De acordo com o art. 791-A da CLT, os honorários podem ser fixados entre o mínimo de 5% (cinco por cento) e o máximo de 15% (quinze por cento) sobre o valor a ação.
Já o citado § 4º do art. 791-A da CLT estabelece que “vencido o beneficiário da justiça gratuita, desde que não tenha obtido em juízo, ainda que em outro processo, créditos capazes de suportar a despesa, as obrigações decorrentes de sua sucumbência ficarão sob condição suspensiva de exigibilidade e somente poderão ser executadas se, nos dois anos subsequentes ao trânsito em julgado da decisão que as certificou, o credor demonstrar que deixou de existir a situação de insuficiência de recursos que justificou a concessão de gratuidade, extinguindo-se, passado esse prazo, tais obrigações do beneficiário”.
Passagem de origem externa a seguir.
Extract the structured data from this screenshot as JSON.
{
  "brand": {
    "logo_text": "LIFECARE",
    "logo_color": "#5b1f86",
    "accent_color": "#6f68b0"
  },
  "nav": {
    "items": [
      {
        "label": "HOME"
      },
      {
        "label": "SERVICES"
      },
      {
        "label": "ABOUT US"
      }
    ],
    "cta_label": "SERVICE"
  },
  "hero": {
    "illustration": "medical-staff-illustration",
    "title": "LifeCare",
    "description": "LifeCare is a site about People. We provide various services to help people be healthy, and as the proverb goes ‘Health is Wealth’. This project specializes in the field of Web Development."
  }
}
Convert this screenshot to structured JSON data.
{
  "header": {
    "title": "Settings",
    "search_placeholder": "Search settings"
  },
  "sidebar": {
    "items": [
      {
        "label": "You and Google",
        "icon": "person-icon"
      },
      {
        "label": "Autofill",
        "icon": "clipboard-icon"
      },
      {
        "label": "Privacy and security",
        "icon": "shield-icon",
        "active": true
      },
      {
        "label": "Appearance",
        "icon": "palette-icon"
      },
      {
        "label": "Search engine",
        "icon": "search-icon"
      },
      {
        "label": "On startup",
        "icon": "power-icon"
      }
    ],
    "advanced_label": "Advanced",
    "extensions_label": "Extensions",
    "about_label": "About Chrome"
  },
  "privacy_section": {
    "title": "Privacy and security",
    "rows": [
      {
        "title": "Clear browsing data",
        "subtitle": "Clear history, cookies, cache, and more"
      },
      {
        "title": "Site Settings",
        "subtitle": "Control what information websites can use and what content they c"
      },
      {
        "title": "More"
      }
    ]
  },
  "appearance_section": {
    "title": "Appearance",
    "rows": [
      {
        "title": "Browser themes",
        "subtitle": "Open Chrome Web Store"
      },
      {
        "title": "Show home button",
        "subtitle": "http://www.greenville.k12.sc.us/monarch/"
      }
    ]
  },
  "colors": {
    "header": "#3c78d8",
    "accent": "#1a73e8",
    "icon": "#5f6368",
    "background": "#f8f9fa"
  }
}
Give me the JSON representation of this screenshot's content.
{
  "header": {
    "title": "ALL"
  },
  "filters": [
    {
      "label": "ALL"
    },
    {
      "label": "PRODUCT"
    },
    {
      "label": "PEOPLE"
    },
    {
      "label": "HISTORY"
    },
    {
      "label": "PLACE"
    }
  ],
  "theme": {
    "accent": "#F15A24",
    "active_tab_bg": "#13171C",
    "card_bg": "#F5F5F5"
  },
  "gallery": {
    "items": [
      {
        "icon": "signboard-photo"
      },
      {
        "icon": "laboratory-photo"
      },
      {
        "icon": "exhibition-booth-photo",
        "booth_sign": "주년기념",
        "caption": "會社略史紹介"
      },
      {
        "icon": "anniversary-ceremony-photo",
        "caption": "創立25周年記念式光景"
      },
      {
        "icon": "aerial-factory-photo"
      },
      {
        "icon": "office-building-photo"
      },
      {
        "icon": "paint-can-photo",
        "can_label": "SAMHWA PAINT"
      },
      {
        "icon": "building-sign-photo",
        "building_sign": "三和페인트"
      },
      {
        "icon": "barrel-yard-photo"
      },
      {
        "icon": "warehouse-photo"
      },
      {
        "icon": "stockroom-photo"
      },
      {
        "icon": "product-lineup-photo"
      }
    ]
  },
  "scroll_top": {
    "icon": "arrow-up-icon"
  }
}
Ou seja, a regra era de que, se o trabalhador, beneficiário da justiça gratuita, perdesse algum(ns) de seus pedidos, deveria pagar honorários advocatícios ao advogado da parte contrária, sendo que poderiam ser usados créditos que ele recebesse na própria ação ou em outra, para satisfação dessa dívida.
Com a decisão proferida, não poderá haver cobrança de honorários sucumbências do beneficiário da Justiça Gratuita, ainda que receba algum valor na ação ou em outra.
Vejamos um exemplo. Digamos que um empregado entrasse com uma ação, formulando pedidos da ordem de R$ 100.000,00. Se ele ganhasse, por exemplo, R$ 60.000,00 e o juiz fixasse honorários em 10%, a empresa deveria pagar R$ 60.000,00 ao trabalhador e mais R$ 6.000,00 de honorários a seu advogado, ao passo que o empregado deveria pagar R$ 4.000,00 ao advogado da empresa. Esse valor (R$ 4.000,00) poderia ser cobrado sobre seu crédito, fazendo com que ele recebesse apenas R$ 56.000,00, ainda que beneficiário da justiça gratuita.
Pois bem, a partir da decisão do STF, se o empregado for beneficiário da justiça gratuita, não terá que pagar honorários de sucumbência ao patrono da parte contrária, assim, no exemplo acima, receberá os R$ 60.000,00, seu advogado receberá R$ 6.000,00 e o advogado da empresa não receberá nada a título de verba de sucumbência.
Prevemos um elevado número de novas reclamações trabalhistas, mais uma vez com pedidos exorbitantes, pois praticamente desapareceu o risco da sucumbência, na medida em que, na imensa maioria das ações, e concedido o benefício da justiça gratuita ao trabalhador.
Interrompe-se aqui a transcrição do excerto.